The first thing I noticed as I crossed Pathankot on the way to Jammu was that my phone stopped working. The phone itself was working just fine, it was just that there was no usable network. Which was unexpected. As it turns out, pre-paid connections issued outside the state of Jammu and Kashmir don't work in Jammu and Kashmir. It just meant that I had to rely on internet cafes and public phones. A minor hiccup. But a discomforting one. The highway though offered unexpected treats. One among them was small roadside dhaba where the bus stopped for lunch. I don't remember the name, but I'll always remember the dal which I had there. It was probably the best dal that I had ever tasted. I hope to taste it again soon. As the bus made its unhurried way to Jammu, the river Tawi slowly came into view. Truth be told, I was expecting Jammu to be a bit more hilly. At about two in the afternoon, the bus finally reached the main bus stand in Jammu.
The second thing I noticed as I got into an auto rickshaw in Jammu was the more than normal presence of security. At all major traffic junctions pillboxes surrounded by sand bags and concertina barbed wire were manned by armed soldiers. And once in a while a car or bike would be stopped and thoroughly checked. I managed to locate a decent yet budget place to stay close to the old city with help from the auto driver. And on the way there, the third thing I noticed was that all autos had doors. Without exception. I asked the driver why and joked about doors preventing people from escaping surprise security checks. The driver laughed it off, instead giving a reason of protecting passengers from the dust. Given that most doors were just waist high, that seemed implausible. Also, since when have auto drivers thought of their passengers' comfort. Before I could say so to the driver, the hotel arrived. A room with no view awaited me.

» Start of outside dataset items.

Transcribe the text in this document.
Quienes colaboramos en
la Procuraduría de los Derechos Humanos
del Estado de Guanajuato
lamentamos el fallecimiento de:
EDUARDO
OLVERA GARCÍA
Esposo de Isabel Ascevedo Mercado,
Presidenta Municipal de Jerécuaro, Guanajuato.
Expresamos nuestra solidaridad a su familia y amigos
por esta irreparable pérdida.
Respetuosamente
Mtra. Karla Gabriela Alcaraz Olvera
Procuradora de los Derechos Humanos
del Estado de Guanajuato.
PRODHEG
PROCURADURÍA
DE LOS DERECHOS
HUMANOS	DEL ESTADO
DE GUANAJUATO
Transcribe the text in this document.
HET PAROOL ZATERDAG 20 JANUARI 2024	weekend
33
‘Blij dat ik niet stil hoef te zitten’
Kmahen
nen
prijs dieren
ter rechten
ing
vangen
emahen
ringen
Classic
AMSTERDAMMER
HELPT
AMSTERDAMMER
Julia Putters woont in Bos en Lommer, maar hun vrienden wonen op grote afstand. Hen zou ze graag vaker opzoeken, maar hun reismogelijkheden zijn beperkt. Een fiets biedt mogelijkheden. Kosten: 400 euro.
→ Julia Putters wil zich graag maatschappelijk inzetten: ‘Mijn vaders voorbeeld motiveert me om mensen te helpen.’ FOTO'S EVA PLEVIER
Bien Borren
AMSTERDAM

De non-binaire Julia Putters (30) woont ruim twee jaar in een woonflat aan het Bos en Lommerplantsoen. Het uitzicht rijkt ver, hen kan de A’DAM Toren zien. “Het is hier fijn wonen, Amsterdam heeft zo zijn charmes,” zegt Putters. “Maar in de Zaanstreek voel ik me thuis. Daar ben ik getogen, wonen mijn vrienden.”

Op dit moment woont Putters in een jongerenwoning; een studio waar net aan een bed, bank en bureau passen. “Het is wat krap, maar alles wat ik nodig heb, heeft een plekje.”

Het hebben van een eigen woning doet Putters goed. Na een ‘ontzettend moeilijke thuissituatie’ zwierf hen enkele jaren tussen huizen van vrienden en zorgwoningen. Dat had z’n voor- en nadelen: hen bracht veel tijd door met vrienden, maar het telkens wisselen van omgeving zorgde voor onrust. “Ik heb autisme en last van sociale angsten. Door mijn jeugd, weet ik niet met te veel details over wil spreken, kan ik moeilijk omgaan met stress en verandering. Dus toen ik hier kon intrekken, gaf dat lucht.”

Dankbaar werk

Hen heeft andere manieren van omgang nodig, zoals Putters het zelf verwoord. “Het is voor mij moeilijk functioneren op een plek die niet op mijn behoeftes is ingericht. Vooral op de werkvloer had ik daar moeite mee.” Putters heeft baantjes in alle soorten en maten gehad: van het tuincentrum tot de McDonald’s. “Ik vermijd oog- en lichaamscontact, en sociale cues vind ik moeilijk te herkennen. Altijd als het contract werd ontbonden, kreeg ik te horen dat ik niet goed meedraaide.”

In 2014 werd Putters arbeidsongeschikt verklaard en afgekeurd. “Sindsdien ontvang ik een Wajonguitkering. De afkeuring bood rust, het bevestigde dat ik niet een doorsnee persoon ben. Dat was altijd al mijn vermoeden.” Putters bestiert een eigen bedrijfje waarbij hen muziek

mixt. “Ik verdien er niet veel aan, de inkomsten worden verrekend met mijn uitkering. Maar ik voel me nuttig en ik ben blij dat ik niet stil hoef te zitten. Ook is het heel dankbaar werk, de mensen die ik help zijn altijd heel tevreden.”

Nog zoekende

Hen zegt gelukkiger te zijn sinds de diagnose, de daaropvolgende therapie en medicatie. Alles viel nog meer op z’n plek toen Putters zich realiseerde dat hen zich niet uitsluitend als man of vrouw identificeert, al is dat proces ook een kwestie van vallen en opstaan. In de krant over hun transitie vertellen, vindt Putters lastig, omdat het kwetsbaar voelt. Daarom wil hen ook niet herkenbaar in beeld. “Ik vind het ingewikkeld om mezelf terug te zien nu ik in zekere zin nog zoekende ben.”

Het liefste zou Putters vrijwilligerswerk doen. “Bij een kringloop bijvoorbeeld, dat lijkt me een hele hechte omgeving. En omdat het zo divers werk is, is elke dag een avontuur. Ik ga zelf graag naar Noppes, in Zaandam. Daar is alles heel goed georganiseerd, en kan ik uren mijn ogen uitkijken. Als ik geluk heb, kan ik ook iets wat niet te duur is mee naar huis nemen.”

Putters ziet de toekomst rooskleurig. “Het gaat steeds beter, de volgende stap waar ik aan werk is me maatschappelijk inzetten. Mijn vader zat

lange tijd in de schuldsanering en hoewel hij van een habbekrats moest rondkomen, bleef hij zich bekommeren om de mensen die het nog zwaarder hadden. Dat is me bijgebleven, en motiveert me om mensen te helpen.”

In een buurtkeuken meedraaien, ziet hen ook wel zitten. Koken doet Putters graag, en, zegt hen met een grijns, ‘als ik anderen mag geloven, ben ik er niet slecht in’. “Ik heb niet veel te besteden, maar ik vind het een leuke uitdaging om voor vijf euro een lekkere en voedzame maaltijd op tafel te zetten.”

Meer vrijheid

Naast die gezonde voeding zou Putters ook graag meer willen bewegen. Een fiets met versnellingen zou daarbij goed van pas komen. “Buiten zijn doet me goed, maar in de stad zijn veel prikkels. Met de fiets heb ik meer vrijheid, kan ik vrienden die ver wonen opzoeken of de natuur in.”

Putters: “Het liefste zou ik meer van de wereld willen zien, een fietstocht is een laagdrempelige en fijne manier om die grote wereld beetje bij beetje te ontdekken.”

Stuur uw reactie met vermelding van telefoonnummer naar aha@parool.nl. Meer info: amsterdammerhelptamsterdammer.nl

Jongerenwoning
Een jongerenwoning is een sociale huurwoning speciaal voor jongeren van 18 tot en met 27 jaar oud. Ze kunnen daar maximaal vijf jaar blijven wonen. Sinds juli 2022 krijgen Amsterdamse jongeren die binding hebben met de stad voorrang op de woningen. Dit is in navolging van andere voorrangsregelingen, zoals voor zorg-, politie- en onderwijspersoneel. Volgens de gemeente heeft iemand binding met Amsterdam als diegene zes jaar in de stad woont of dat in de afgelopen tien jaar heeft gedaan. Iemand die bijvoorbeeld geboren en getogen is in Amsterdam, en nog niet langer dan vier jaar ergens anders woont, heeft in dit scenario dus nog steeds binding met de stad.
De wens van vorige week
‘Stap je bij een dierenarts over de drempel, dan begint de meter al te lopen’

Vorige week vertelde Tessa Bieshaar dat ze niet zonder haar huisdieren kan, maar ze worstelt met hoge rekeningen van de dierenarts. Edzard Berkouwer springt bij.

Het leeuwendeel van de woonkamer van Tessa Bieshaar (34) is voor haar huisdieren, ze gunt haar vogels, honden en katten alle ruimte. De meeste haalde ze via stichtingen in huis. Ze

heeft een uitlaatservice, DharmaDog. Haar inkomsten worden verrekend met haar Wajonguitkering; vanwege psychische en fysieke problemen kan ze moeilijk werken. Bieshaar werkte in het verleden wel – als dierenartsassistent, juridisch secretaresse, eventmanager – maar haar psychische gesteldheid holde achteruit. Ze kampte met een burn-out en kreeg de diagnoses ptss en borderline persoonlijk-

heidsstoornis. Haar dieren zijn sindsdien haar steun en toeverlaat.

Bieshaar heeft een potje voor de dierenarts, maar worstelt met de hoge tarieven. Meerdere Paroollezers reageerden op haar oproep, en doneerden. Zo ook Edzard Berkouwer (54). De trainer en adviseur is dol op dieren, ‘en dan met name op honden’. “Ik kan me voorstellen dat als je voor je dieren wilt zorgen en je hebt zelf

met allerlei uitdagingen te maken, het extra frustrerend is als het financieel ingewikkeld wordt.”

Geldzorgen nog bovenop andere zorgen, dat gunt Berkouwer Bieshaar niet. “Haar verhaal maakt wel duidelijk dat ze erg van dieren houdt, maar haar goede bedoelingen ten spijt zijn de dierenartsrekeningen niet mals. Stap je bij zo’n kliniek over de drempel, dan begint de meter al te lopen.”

The Mubarak Mandi, situated atop a small hill surrounded by the cheek-by-jowl gullies of the old city, would have been spectacular. Except I chose to visit it at the time of massive restoration. Navigating through the construction debris, there was a sense of long faded grandeur waiting to be revealed. Hidden just behind a thick layer of grime and disuse, waiting the expert hands of the ASI to bring it to the fore. All the buildings of the old palace complex that once made up Mubarak Mandi were now government offices, expect for a lone museum which was closed. It showed no sign of having ever been open. I wished to linger in the courtyard, to gaze at the buildings surrounding me, but hunger drove me to find a place to eat. As I passed through the imposing arched doorway, I made it a point to visit again. If the restoration goes as I hope, it will be a rewarding experience.
As I made my way through the narrow streets, I decided to lunch at a place called the Paras Ram dabha. I had heard a lot about the place, but very little about where it was located. All I knew was that it was near an area called Panjtirthi. I determined to hunt it down. I arrived at Panjtirthi, and started to roam the streets, looking for the place. After a good one and half hours of searching, I could find no place that called itself Paras Ram dabha. I could not even find a board or sign that said Paras Ram anything. Asking around for Paras Ram dabha, I finally managed to narrow the search down to a single stretch of road. After roaming the street a few times with no luck, I stopped at a small kiosk to pick up a cola. As a final attempt, I asked the shopkeeper about Paras Ram dabha. He pointed across the street to a nondescript blue building with a huge crowd outside and said that that was it. All I could see of the small grimy building was a couple of small doorways with people pouring out of it and a small board hung above one of them proclaiming the office of one Wazir Lakhpathrai Charitable Trust.
In hindsight, the crowd should have given me a clue. I decided to wait a bit more for the crowd to go away. As I stood there waiting, with hunger gnawing me, I thought about what I could eat. After a wait of about half an hour, enough place became available for me to get inside. What I saw could be best described as two small rooms with closely placed tables connected by a narrow, dark passage in the back. I settled on a place, and as the guy came to take the order, I decided to play it safe and order roti with the chicken curry on offer. A quick minute later, a plate piled with two rotis and a bowl of curry, several pieces of chicken in a questionable brown gravy, arrived. By then, I was too hungry to care. But, one bite, and I was taken aback. It was simply brilliant. The search, the wait, the hunger, all had been totally worth it. After a full meal, I decided to walk down the Circular road, a hilly, tree-lined road descending to the banks of the Tawi river. After a long walk and a contented wade in the river, and a long lingering tour of the old market area, I decided it was a worthwhile visit to Jammu.
With the usual tourist stop overs at the Bagh-e-Bahu and the Amar Mahal palace done with the previous day, a train to Udhampur awaited. Getting up at an early six in the morning to catch the DMU to Udhampur, the first leg of the most awaited Kashmir railway, was a bit of a disappointment. I was hoping for the shiny new train, but instead I had to settle for an old and much beaten one. Not really much of a set back. For I could ride to my heart's content the shiny new ones from Anantnag to Baramulla, which I planned to do for a whole day, back and forth. I had dreamed of this for a whole year, ever since I got to know of the railway line being built in Kashmir. A wait of just one more day did not seem that long.